953 posts in 2522 days


#6 posted 03-10-2008 03:32 AM

Bob, ask your cab supply guy or the mgr of the big box cab dept for any cracked or broken sheets of laminate you can pick up on the cheap. You’ll be stuck with what you get but it will be much cheaper. Who cares if it’s lime green with pink polka dots… well… okay, maybe they’ll pay you to take that sheet away.

always,
J.C.

-- When one tugs at a single thing in nature, he finds it attached to the rest of the world. -- John Muir

View Woodchuck1957's profile

Woodchuck1957

944 posts in 2487 days


#7 posted 03-14-2008 06:53 AM

This seems to be a common problem with makeing your own router table. I had the same problem, and the top I used ( 1 1/4” thick, solid, not glued together ) was allready laminated on both sides. I eventually got it flat though. But your right, it is very frustrateing. I don’t know that I’d ever try makeing one again.

View SPalm's profile

SPalm

4904 posts in 2605 days


#8 posted 03-14-2008 02:34 PM

Just some thoughts. I went through this a lot with guys making CNC machines. We needed a substitute for aluminum plate. It is the same situation here. This is what we found as the best solution.

Put laminate on both sides. It will make the top extremely strong. This actually makes a torsion box (two skins tightly coupled to an inner core/structure). Torsion boxes have a natural resistance to twisting or warping or bending. I would recommend using regular wood glue and not contact cement. The contact cement will allow the laminate to flex as it itself stays flexible.

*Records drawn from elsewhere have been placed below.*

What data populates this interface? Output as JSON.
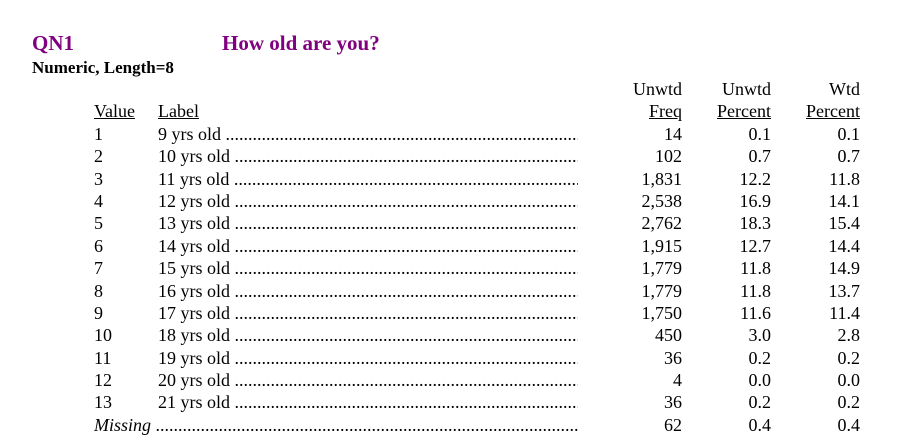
{
  "header": {
    "question_id": "QN1",
    "question_text": "How old are you?",
    "variable_type": "Numeric, Length=8",
    "title_color": "#800080"
  },
  "columns": {
    "value": "Value",
    "label": "Label",
    "freq_top": "Unwtd",
    "freq_bottom": "Freq",
    "unwtd_pct_top": "Unwtd",
    "unwtd_pct_bottom": "Percent",
    "wtd_pct_top": "Wtd",
    "wtd_pct_bottom": "Percent"
  },
  "rows": [
    {
      "value": "1",
      "label": "9 yrs old",
      "freq": "14",
      "unwtd_pct": "0.1",
      "wtd_pct": "0.1"
    },
    {
      "value": "2",
      "label": "10 yrs old",
      "freq": "102",
      "unwtd_pct": "0.7",
      "wtd_pct": "0.7"
    },
    {
      "value": "3",
      "label": "11 yrs old",
      "freq": "1,831",
      "unwtd_pct": "12.2",
      "wtd_pct": "11.8"
    },
    {
      "value": "4",
      "label": "12 yrs old",
      "freq": "2,538",
      "unwtd_pct": "16.9",
      "wtd_pct": "14.1"
    },
    {
      "value": "5",
      "label": "13 yrs old",
      "freq": "2,762",
      "unwtd_pct": "18.3",
      "wtd_pct": "15.4"
    },
    {
      "value": "6",
      "label": "14 yrs old",
      "freq": "1,915",
      "unwtd_pct": "12.7",
      "wtd_pct": "14.4"
    },
    {
      "value": "7",
      "label": "15 yrs old",
      "freq": "1,779",
      "unwtd_pct": "11.8",
      "wtd_pct": "14.9"
    },
    {
      "value": "8",
      "label": "16 yrs old",
      "freq": "1,779",
      "unwtd_pct": "11.8",
      "wtd_pct": "13.7"
    },
    {
      "value": "9",
      "label": "17 yrs old",
      "freq": "1,750",
      "unwtd_pct": "11.6",
      "wtd_pct": "11.4"
    },
    {
      "value": "10",
      "label": "18 yrs old",
      "freq": "450",
      "unwtd_pct": "3.0",
      "wtd_pct": "2.8"
    },
    {
      "value": "11",
      "label": "19 yrs old",
      "freq": "36",
      "unwtd_pct": "0.2",
      "wtd_pct": "0.2"
    },
    {
      "value": "12",
      "label": "20 yrs old",
      "freq": "4",
      "unwtd_pct": "0.0",
      "wtd_pct": "0.0"
    },
    {
      "value": "13",
      "label": "21 yrs old",
      "freq": "36",
      "unwtd_pct": "0.2",
      "wtd_pct": "0.2"
    }
  ],
  "missing": {
    "label": "Missing",
    "freq": "62",
    "unwtd_pct": "0.4",
    "wtd_pct": "0.4"
  }
}
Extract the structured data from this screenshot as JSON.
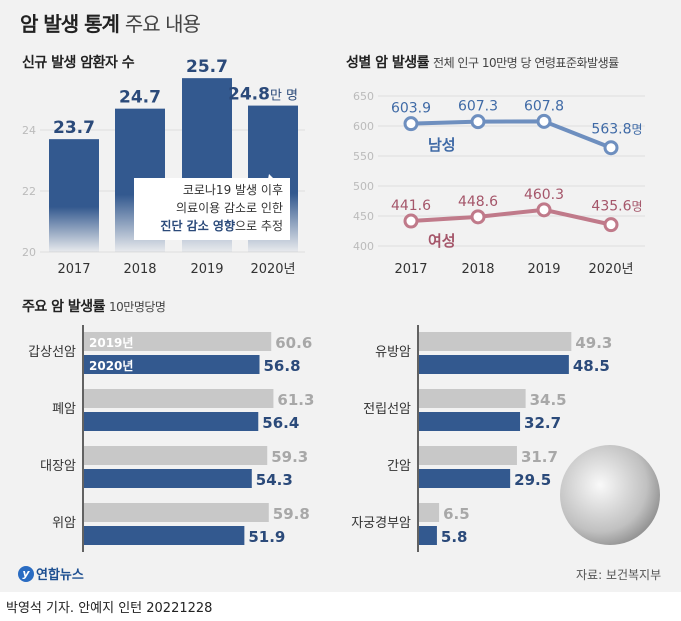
{
  "title": {
    "bold": "암 발생 통계",
    "light": "주요 내용"
  },
  "footer": {
    "logo": "연합뉴스",
    "source": "자료: 보건복지부",
    "credit": "박영석 기자. 안예지 인턴  20221228"
  },
  "annotation": {
    "line1": "코로나19 발생 이후",
    "line2": "의료이용 감소로 인한",
    "line3_bold": "진단 감소 영향",
    "line3_rest": "으로 추정"
  },
  "colors": {
    "navy": "#33598f",
    "male": "#6e8fbf",
    "female": "#c07a8a",
    "gray": "#c8c8c8",
    "gray_text": "#a8a8a8",
    "bg": "#f2f2f2"
  },
  "chart_data": [
    {
      "type": "bar",
      "title": "신규 발생 암환자 수",
      "categories": [
        "2017",
        "2018",
        "2019",
        "2020년"
      ],
      "values": [
        23.7,
        24.7,
        25.7,
        24.8
      ],
      "value_labels": [
        "23.7",
        "24.7",
        "25.7",
        "24.8"
      ],
      "unit": "만 명",
      "ylim": [
        20,
        26
      ],
      "yticks": [
        20,
        22,
        24
      ],
      "grid": true
    },
    {
      "type": "line",
      "title": "성별 암 발생률",
      "subtitle": "전체 인구 10만명 당 연령표준화발생률",
      "categories": [
        "2017",
        "2018",
        "2019",
        "2020년"
      ],
      "ylim": [
        400,
        650
      ],
      "yticks": [
        400,
        450,
        500,
        550,
        600,
        650
      ],
      "grid": true,
      "unit": "명",
      "series": [
        {
          "name": "남성",
          "values": [
            603.9,
            607.3,
            607.8,
            563.8
          ],
          "color": "#6e8fbf"
        },
        {
          "name": "여성",
          "values": [
            441.6,
            448.6,
            460.3,
            435.6
          ],
          "color": "#c07a8a"
        }
      ]
    },
    {
      "type": "bar",
      "orientation": "horizontal",
      "title": "주요 암 발생률",
      "subtitle": "10만명당명",
      "categories": [
        "갑상선암",
        "폐암",
        "대장암",
        "위암",
        "유방암",
        "전립선암",
        "간암",
        "자궁경부암"
      ],
      "series": [
        {
          "name": "2019년",
          "values": [
            60.6,
            61.3,
            59.3,
            59.8,
            49.3,
            34.5,
            31.7,
            6.5
          ]
        },
        {
          "name": "2020년",
          "values": [
            56.8,
            56.4,
            54.3,
            51.9,
            48.5,
            32.7,
            29.5,
            5.8
          ]
        }
      ]
    }
  ]
}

When you glue it up, do both sides at once, and do it on top of your table saw and clamp it flat.

And as mentioned, if you use MDF (recommended), seal the edges with paint, glue, or varnish before you edge band. Two layers of MDF spread the two skins apart more, making the torsion box effect more dramatic. When this glue-up is flexed, one laminate skin tries to compress, the other will have to stretch. Laminate does not stretch very much.